Monthly Archives: juin 2009

De bois brut

Après avoir été berger dans les montagnes catalanes, puis marchand de fruits et légumes en Savoie, c’est à l’âge de 63 ans qu’Anselme Boix-Vives débute sa carrière d’artiste. Réfutant l’apprentissage des techniques picturales, fuyant l’érudition de ses congénères, c’est seul, reclus dans son atelier, qu’Anselme fait ses armes. Pendant près de 10 ans, il se consacre exclusivement à la peinture, et réalise près de 2500 tableaux.
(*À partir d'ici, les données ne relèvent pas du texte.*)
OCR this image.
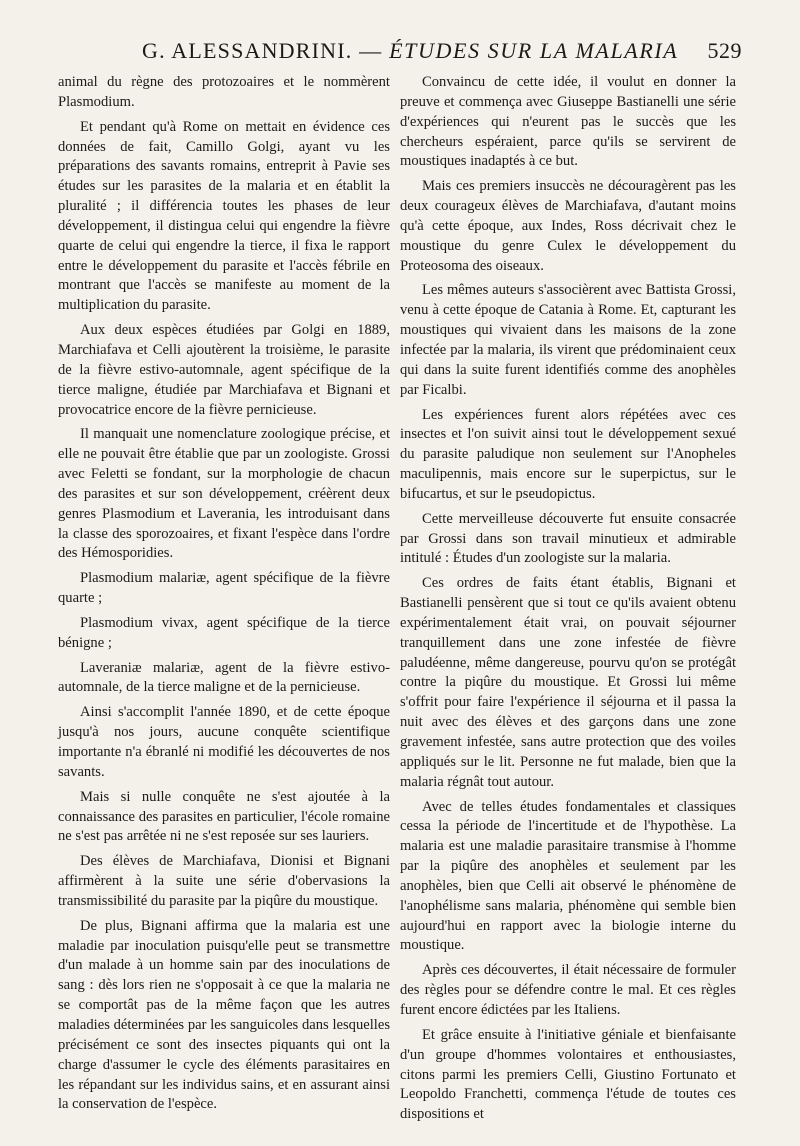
G. ALESSANDRINI. — ÉTUDES SUR LA MALARIA 529

animal du règne des protozoaires et le nommèrent Plasmodium.

Et pendant qu'à Rome on mettait en évidence ces données de fait, Camillo Golgi, ayant vu les préparations des savants romains, entreprit à Pavie ses études sur les parasites de la malaria et en établit la pluralité ; il différencia toutes les phases de leur développement, il distingua celui qui engendre la fièvre quarte de celui qui engendre la tierce, il fixa le rapport entre le développement du parasite et l'accès fébrile en montrant que l'accès se manifeste au moment de la multiplication du parasite.

Aux deux espèces étudiées par Golgi en 1889, Marchiafava et Celli ajoutèrent la troisième, le parasite de la fièvre estivo-automnale, agent spécifique de la tierce maligne, étudiée par Marchiafava et Bignani et provocatrice encore de la fièvre pernicieuse.

Il manquait une nomenclature zoologique précise, et elle ne pouvait être établie que par un zoologiste. Grossi avec Feletti se fondant, sur la morphologie de chacun des parasites et sur son développement, créèrent deux genres Plasmodium et Laverania, les introduisant dans la classe des sporozoaires, et fixant l'espèce dans l'ordre des Hémosporidies.

Plasmodium malariæ, agent spécifique de la fièvre quarte ;

Plasmodium vivax, agent spécifique de la tierce bénigne ;

Laveraniæ malariæ, agent de la fièvre estivo-automnale, de la tierce maligne et de la pernicieuse.

Ainsi s'accomplit l'année 1890, et de cette époque jusqu'à nos jours, aucune conquête scientifique importante n'a ébranlé ni modifié les découvertes de nos savants.

Mais si nulle conquête ne s'est ajoutée à la connaissance des parasites en particulier, l'école romaine ne s'est pas arrêtée ni ne s'est reposée sur ses lauriers.

Des élèves de Marchiafava, Dionisi et Bignani affirmèrent à la suite une série d'obervasions la transmissibilité du parasite par la piqûre du moustique.

De plus, Bignani affirma que la malaria est une maladie par inoculation puisqu'elle peut se transmettre d'un malade à un homme sain par des inoculations de sang : dès lors rien ne s'opposait à ce que la malaria ne se comportât pas de la même façon que les autres maladies déterminées par les sanguicoles dans lesquelles précisément ce sont des insectes piquants qui ont la charge d'assumer le cycle des éléments parasitaires en les répandant sur les individus sains, et en assurant ainsi la conservation de l'espèce.

Convaincu de cette idée, il voulut en donner la preuve et commença avec Giuseppe Bastianelli une série d'expériences qui n'eurent pas le succès que les chercheurs espéraient, parce qu'ils se servirent de moustiques inadaptés à ce but.

Mais ces premiers insuccès ne découragèrent pas les deux courageux élèves de Marchiafava, d'autant moins qu'à cette époque, aux Indes, Ross décrivait chez le moustique du genre Culex le développement du Proteosoma des oiseaux.

Les mêmes auteurs s'associèrent avec Battista Grossi, venu à cette époque de Catania à Rome. Et, capturant les moustiques qui vivaient dans les maisons de la zone infectée par la malaria, ils virent que prédominaient ceux qui dans la suite furent identifiés comme des anophèles par Ficalbi.

Les expériences furent alors répétées avec ces insectes et l'on suivit ainsi tout le développement sexué du parasite paludique non seulement sur l'Anopheles maculipennis, mais encore sur le superpictus, sur le bifucartus, et sur le pseudopictus.

Cette merveilleuse découverte fut ensuite consacrée par Grossi dans son travail minutieux et admirable intitulé : Études d'un zoologiste sur la malaria.

Ces ordres de faits étant établis, Bignani et Bastianelli pensèrent que si tout ce qu'ils avaient obtenu expérimentalement était vrai, on pouvait séjourner tranquillement dans une zone infestée de fièvre paludéenne, même dangereuse, pourvu qu'on se protégât contre la piqûre du moustique. Et Grossi lui même s'offrit pour faire l'expérience il séjourna et il passa la nuit avec des élèves et des garçons dans une zone gravement infestée, sans autre protection que des voiles appliqués sur le lit. Personne ne fut malade, bien que la malaria régnât tout autour.

Avec de telles études fondamentales et classiques cessa la période de l'incertitude et de l'hypothèse. La malaria est une maladie parasitaire transmise à l'homme par la piqûre des anophèles et seulement par les anophèles, bien que Celli ait observé le phénomène de l'anophélisme sans malaria, phénomène qui semble bien aujourd'hui en rapport avec la biologie interne du moustique.

Après ces découvertes, il était nécessaire de formuler des règles pour se défendre contre le mal. Et ces règles furent encore édictées par les Italiens.

Et grâce ensuite à l'initiative géniale et bienfaisante d'un groupe d'hommes volontaires et enthousiastes, citons parmi les premiers Celli, Giustino Fortunato et Leopoldo Franchetti, commença l'étude de toutes ces dispositions et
On pourrait dire que l’artiste pénètre dans le monde artistique comme un enfant, auquel il emprunte d’ailleurs ses instruments : du papier canson, sur lequel il dessine à la gouache ou aux pastels. Son œuvre est une explosion de couleurs, en témoignent ses fougères qui ressemblent à des feux d’artifice et ses figures ciselées d’or qui rappellent aussi bien les apparats baroques que les fresques de Klimt.

Boix vives, le Grand-Père

Femme pratique Boix vives

A l’enfant, il emprunte aussi une vision candide du monde, bravant les carcans politiques de son inaltérable optimisme. Son projet, La paix dans le monde par le financement de la roue qui tourne, est aussi irréaliste qu’ attendrissant : mettre fin aux conflits et aux apories du monde grâce à « des crédits mis à disposition à l’échelle planétaire ». Anselme n’hésite pas à s’improviser conférencier pour prêcher sa doxa, sous le regard parfois railleur d’un public incrédule.

Boix Vives, Insectes

Volontiers qualifié de « naïf », c’est pourtant dans le courant artistique « brut » que Boix-Vives trouvera sa place. Etrange rapprochement lorsque l’on sait que l’art brut tire ses origines de la folie et qu’ Adolph Wölfli, son « illustre » représentant, est un criminel qui a composé ses tableaux dans le confinement d’un asile psychiatrique… Mais le rapprochement s’éclaire à travers la fascination médiumnique de l’artiste, qui se prétend atteint de visions mystiques, donnant vie à des images-pulsions immédiatement transposées sur la toile. Pour autant, folie ne signifie pas aveuglement : on peut garder à l’esprit cette conception médiévale où l’insensé est souvent détenteur de la vérité. Car ce que nous livre Boix-Vives c’est bien l’authenticité de son âme à l’état brut.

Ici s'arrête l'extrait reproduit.